Likewise, in the context of his emigration to Germany (Rhode has lived there since 2002) and his confrontation with cultural theory based on Western modernity, Rhode speaks of having had to come to terms with the value of his lived experience in South Africa and simultaneously developing a vocabulary that is referential to the rest of the world.

Hence by continually referencing American artist Josef Albers, including in this latest exhibition (Albers pioneered sustained explorations into the relativity of colour), Rhode is furthering his studies into the interplay between the dimensions.

If one takes, specifically, the triptych of photographs titled Lavender Hills, in which Rhode presents a tilting door in the style of an Albers image, he understands that the drama needs to be completed by movement, alluding to the rising swell which appears to overwhelm the performing figure. It’s an ambitious recontextualisation but one in which allusion trumps execution.

Slalom
Slalom, by Robin Rhode.

Slalom, says Rhode, is inspired by French avant-gardist Yves Klein’s photomontage Leap into the Void, in which the artist appears to leap from a high wall towards the street. Yves’s process included tarpaulins held at ground level and the blending of negatives to complete the photograph. Here, Rhode, or his stand-in, is caught in contemplation, perhaps aspiring to a leap otherwise deferred.

In other parts, Rhode gathers mementos of recent triumphs.

Trees/Earth/Paths and Fields includes two video installations as well as a wall of posters featuring swirling circular black spray-painted strokes. The latter featured last year as the flooring to Rhode’s triumphant Performa 15 staging of Arnold Schoenberg’s Erwartung in New York’s Times Square. Rhode had reframed the opera to include a male performer, working in an interpretation of the original’s howling, anguished soprano to represent the wails of a traumatised Winnie Madikizela-Mandela.

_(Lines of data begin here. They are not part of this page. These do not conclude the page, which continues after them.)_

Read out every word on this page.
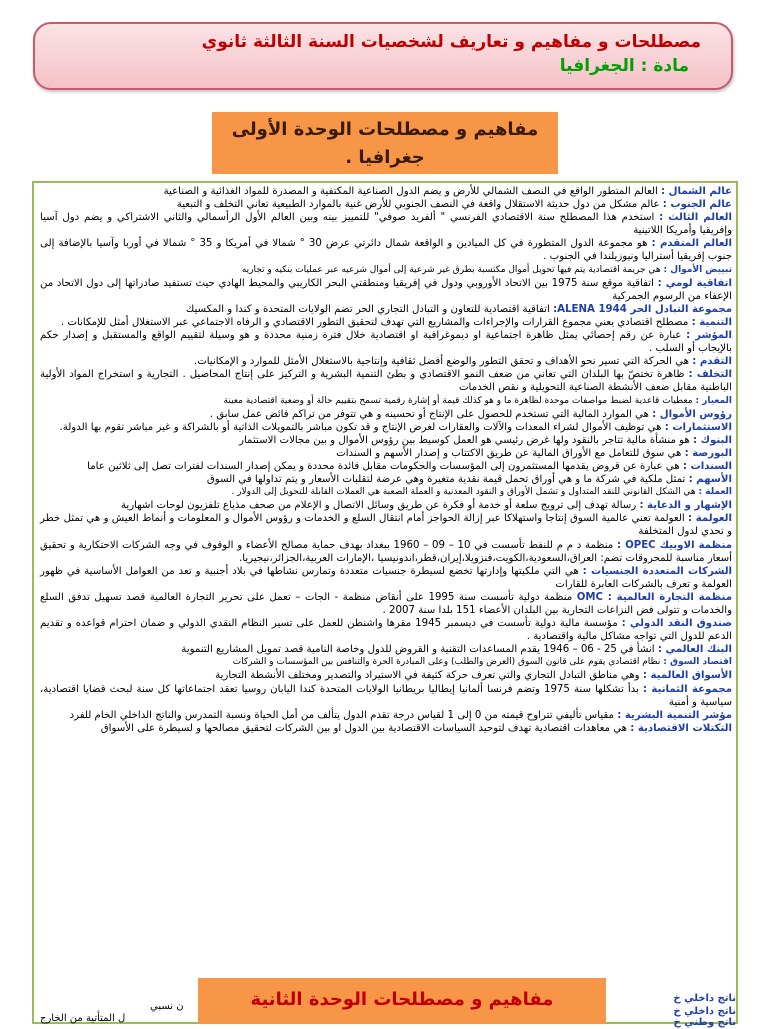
مصطلحات و مفاهيم و تعاريف لشخصيات السنة الثالثة ثانوي
مادة : الجغرافيا
مفاهيم و مصطلحات الوحدة الأولى جغرافيا .
عالم الشمال : العالم المتطور الواقع في النصف الشمالي للأرض و يضم الدول الصناعية المكتفية و المصدرة للمواد الغذائية و الصناعية
عالم الجنوب : عالم مشكل من دول حديثة الاستقلال واقعة في النصف الجنوبي للأرض غنية بالموارد الطبيعية تعاني التخلف و التبعية
العالم الثالث : استخدم هذا المصطلح سنة الاقتصادي الفرنسي " ألفريد صوفي" للتمييز بينه وبين العالم الأول الرأسمالي والثاني الاشتراكي و يضم دول آسيا وإفريقيا وأمريكا اللاتينية
العالم المتقدم : هو مجموعة الدول المتطورة في كل الميادين و الواقعة شمال دائرتي عرض 30 ° شمالا في أمريكا و 35 ° شمالا في أوربا وآسيا بالإضافة إلى جنوب إفريقيا أستراليا ونيوزيلندا في الجنوب .
تبييض الأموال : هي جريمة اقتصادية يتم فيها تحويل أموال مكتسبة بطرق غير شرعية إلى أموال شرعيه عبر عمليات بنكيه و تجاريه
اتفاقية لومي : اتفاقية موقع سنة 1975 بين الاتحاد الأوروبي ودول في إفريقيا ومنطقتي البحر الكاريبي والمحيط الهادي حيث تستفيد صادراتها إلى دول الاتحاد من الإعفاء من الرسوم الجمركية
مجموعة التبادل الحر ALENA 1944: اتفاقية اقتصادية للتعاون و التبادل التجاري الحر تضم الولايات المتحدة و كندا و المكسيك
التنمية : مصطلح اقتصادي يعني مجموع القرارات والإجراءات والمشاريع التي تهدف لتحقيق التطور الاقتصادي و الرفاه الاجتماعي عبر الاستغلال أمثل للإمكانات .
المؤشر : عبارة عن رقم إحصائي يمثل ظاهرة اجتماعية او ديموغرافية او اقتصادية خلال فترة زمنية محددة و هو وسيلة لتقييم الواقع والمستقبل و إصدار حكم بالإيجاب أو السلب .
التقدم : هي الحركة التي تسير نحو الأهداف و تحقق التطور والوضع أفضل ثقافية وإنتاجية بالاستغلال الأمثل للموارد و الإمكانيات.
التخلف : ظاهرة تختصّ بها البلدان التي تعاني من ضعف النمو الاقتصادي و بطئ التنمية البشرية و التركيز على إنتاج المحاصيل . التجارية و استخراج المواد الأولية الباطنية مقابل ضعف الأنشطة الصناعية التحويلية و نقص الخدمات
المعيار : معطيات قاعدية لضبط مواصفات موحدة لظاهرة ما و هو كذلك قيمة أو إشارة رقمية تسمح بتقييم حالة أو وضعية اقتصادية معينة
رؤوس الأموال : هي الموارد المالية التي تستخدم للحصول على الإنتاج أو تحسينه و هي تتوفر من تراكم فائض عمل سابق .
الاستثمارات : هي توظيف الأموال لشراء المعدات والآلات والعقارات لغرض الإنتاج و قد تكون مباشر بالتمويلات الذاتية أو بالشراكة و غير مباشر تقوم بها الدولة.
البنوك : هو منشأة مالية تتاجر بالنقود ولها غرض رئيسي هو العمل كوسيط بين رؤوس الأموال و بين مجالات الاستثمار
البورصة : هي سوق للتعامل مع الأوراق المالية عن طريق الاكتتاب و إصدار الأسهم و السندات
السندات : هي عبارة عن قروض يقدمها المستثمرون إلى المؤسسات والحكومات مقابل فائدة محددة و يمكن إصدار السندات لفترات تصل إلى ثلاثين عاما
الأسهم : تمثل ملكية في شركة ما و هي أوراق تحمل قيمة نقدية متغيرة وهي عرضة لتقلبات الأسعار و يتم تداولها في السوق
العملة : هي الشكل القانوني للنقد المتداول و تشمل الأوراق و النقود المعدنية و العملة الصعبة هي العملات القابلة للتحويل إلى الدولار .
الإشهار و الدعاية : رسالة تهدف إلى ترويج سلعة أو خدمة أو فكرة عن طريق وسائل الاتصال و الإعلام من صحف مذياع تلفزيون لوحات اشهارية
العولمة : العولمة تعني عالمية السوق إنتاجا واستهلاكا عبر إزالة الحواجز أمام انتقال السلع و الخدمات و رؤوس الأموال و المعلومات و أنماط العيش و هي تمثل خطر و تحدي لدول المتخلفة
منظمة الاوبيك OPEC : منظمة د م م للنفط تأسست في 10 – 09 – 1960 ببغداد بهدف حماية مصالح الأعضاء و الوقوف في وجه الشركات الاحتكارية و تحقيق أسعار مناسبة للمحروقات تضم: العراق،السعودية،الكويت،فنزويلا،إيران،قطر،اندونيسيا ،الإمارات العربية،الجزائر،نيجيريا.
الشركات المتعددة الجنسيات : هي التي ملكيتها وإدارتها تخضع لسيطرة جنسيات متعددة وتمارس نشاطها في بلاد أجنبية و تعد من العوامل الأساسية في ظهور العولمة و تعرف بالشركات العابرة للقارات
منظمة التجارة العالمية : OMC منظمة دولية تأسست سنة 1995 على أنقاض منظمة - الجات – تعمل على تحرير التجارة العالمية قصد تسهيل تدفق السلع والخدمات و تتولى فض النزاعات التجارية بين البلدان الأعضاء 151 بلدا سنة 2007 .
صندوق النقد الدولي : مؤسسة مالية دولية تأسست في ديسمبر 1945 مقرها واشنطن للعمل على تسير النظام النقدي الدولي و ضمان احترام قواعده و تقديم الدعم للدول التي تواجه مشاكل مالية واقتصادية .
البنك العالمي : انشأ في 25 - 06 – 1946 يقدم المساعدات التقنية و القروض للدول وخاصة النامية قصد تمويل المشاريع التنموية
اقتصاد السوق : نظام اقتصادي يقوم على قانون السوق (العرض والطلب) وعلى المبادرة الحرة والتنافس بين المؤسسات و الشركات
الأسواق العالمية : وهي مناطق التبادل التجاري والتي تعرف حركة كثيفة في الاستيراد والتصدير ومختلف الأنشطة التجارية
مجموعة الثمانية : بدأ تشكلها سنة 1975 وتضم فرنسا ألمانيا إيطاليا بريطانيا الولايات المتحدة كندا اليابان روسيا تعقد اجتماعاتها كل سنة لبحث قضايا اقتصادية، سياسية و أمنية
مؤشر التنمية البشرية : مقياس تأليفي تتراوح قيمته من 0 إلى 1 لقياس درجة تقدم الدول يتألف من أمل الحياة ونسبة التمدرس والناتج الداخلي الخام للفرد
التكتلات الاقتصادية : هي معاهدات اقتصادية تهدف لتوحيد السياسات الاقتصادية بين الدول او بين الشركات لتحقيق مصالحها و لسيطرة على الأسواق
ناتج داخلي خ
ناتج داخلي خ
ناتج وطني خ
ن نسبي
ل المتأتية من الخارج
مفاهيم و مصطلحات الوحدة الثانية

Today, as one enters the gallery, one does so to face an entire posterised wall representing these harrowing screams. The twin monitors, set feet apart on plinths, beam a monochrome wilderness of forest and earth.

Here and elsewhere, Rhode seems to be wanting space to indulge his influences. The works, especially those made earlier, bear the strong influence of the Arte Povera movement. The elemental nature and the visceral feel of the pieces titled Works on White Paper (works in which oily, linear imprints have been made on the surface), find companion with recent video works Trees/Earth (2016), Stone Drawings (2007-8) and Burnt Key (2011).

Rhode has been patient with the myriad projections cast on to his work: “Is it street?” “Is it speaking to high levels of South Africa’s crime and violence?” “Has he lost touch?” Although there might be a slight glibness to some pieces ( Lotto, for example, is a print with scrawled and underlined black numbers), the insistence on the therapeutic qualities of colour perhaps comes from an awareness that he cannot pretend to be the country’s expatriate spokesperson.

Works such as RYB, Paradise and Inverted Cycle, all with strong use of geometric colour and playfulness, avail themselves to infinitely more readings than Rhode’s past, similar outdoor explorations, such as those contained in Paries Pictus. Yes, they suggest an agility at war with adversity but they also insist on a defiant innocence. They perform, in his words, “a form of urban shamanism” and a desire to be free when all around us has been demarcated and defined.

In Paths and Fields, Rhode seems to invite us all to a skillful dance with his own definition of edge –  “life and death”, if only to express his tensions about being loosed from home.